On appeal, plaintiffs have expressly waived any argument that the CIA improperly invoked FOIA Exemptions 1 and 3. Rather, plaintiffs argue only that the CIA’s Glomar response is precluded because the Agency has officially acknowledged that it has records that would be responsive to their request. Plaintiffs also appear to narrow the scope of their request for purposes of this appeal, stating (Br. at 2) that the issue in this case concerns the Agency’s Glomar response as it pertains to records relating to “the CIA’s use of drones to carry out targeted killings,” which appears no longer also to include records about the lethal use of drones by the Armed Forces and any involvement or intelligence interest by the CIA related thereto.

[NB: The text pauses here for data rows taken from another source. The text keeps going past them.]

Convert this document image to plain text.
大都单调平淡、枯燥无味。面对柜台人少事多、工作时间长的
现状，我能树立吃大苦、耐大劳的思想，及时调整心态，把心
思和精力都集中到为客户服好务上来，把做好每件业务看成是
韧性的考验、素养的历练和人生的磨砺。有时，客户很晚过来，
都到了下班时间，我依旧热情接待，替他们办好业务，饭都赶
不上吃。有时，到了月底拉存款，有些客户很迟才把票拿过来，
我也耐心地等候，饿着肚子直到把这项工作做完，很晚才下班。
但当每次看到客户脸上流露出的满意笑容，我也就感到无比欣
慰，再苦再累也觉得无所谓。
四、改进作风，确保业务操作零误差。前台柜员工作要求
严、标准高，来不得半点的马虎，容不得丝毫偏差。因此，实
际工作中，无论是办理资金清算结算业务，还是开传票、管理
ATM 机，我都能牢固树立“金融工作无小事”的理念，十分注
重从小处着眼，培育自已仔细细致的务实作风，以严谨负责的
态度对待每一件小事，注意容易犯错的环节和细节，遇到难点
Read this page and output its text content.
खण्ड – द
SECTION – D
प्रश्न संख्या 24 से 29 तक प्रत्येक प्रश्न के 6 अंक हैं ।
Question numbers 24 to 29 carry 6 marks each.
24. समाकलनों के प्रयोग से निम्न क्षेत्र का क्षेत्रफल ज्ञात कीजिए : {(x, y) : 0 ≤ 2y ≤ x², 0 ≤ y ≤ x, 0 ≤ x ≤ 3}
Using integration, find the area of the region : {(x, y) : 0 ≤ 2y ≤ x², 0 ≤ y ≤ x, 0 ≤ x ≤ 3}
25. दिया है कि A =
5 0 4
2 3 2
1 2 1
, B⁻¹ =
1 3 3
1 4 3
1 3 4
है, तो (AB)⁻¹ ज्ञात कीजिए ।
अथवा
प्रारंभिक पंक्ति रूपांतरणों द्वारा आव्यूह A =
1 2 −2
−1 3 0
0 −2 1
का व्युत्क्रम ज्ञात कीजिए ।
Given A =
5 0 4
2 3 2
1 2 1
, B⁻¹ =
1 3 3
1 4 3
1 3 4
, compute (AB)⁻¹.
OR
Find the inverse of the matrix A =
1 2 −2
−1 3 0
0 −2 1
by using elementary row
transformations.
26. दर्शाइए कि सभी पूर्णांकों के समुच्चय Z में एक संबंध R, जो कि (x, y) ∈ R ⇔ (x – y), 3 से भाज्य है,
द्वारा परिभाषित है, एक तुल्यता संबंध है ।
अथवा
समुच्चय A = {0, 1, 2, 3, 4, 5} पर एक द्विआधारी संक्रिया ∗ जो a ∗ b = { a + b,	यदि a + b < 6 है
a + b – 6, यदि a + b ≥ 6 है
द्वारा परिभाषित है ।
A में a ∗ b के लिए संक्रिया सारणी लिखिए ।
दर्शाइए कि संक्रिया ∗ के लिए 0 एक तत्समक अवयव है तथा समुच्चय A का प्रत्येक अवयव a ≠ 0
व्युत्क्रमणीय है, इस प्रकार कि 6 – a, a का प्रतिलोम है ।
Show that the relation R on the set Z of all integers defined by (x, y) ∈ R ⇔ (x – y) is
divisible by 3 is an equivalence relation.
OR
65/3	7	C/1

Regardless of whether plaintiffs seek records of any CIA involvement or intelligence interest in U.S. drone strikes generally, or the alleged use of drones by the CIA specifically, or both, the district court properly held that plaintiffs failed to establish official disclosure by the CIA of the existence of any records that would be responsive to such request and that the CIA therefore is not prevented from providing a Glomar response. Instead of citing any direct statements to that effect by an authorized official, plaintiffs rely on vague and ambiguous statements by former CIA Director Leon Panetta and President Obama, none of which expressly acknowledges the information that plaintiffs seek here: that the CIA possesses responsive records relating to drone strikes.
Plaintiffs alternatively suggest that such an official disclosure may be inferred from those statements, particularly if those statements are considered in the context of media reports and statements by other government officials, which purportedly acknowledge the CIA’s involvement in drone strikes. But an official disclosure cannot be premised on speculation or inference by the public or media, or on statements made by unauthorized or unofficial government sources. Accordingly, this Court should affirm the entry of summary judgment for the CIA based on the Agency’s Glomar response.
Oral argument has not yet been scheduled. The reply brief is due on June 4th.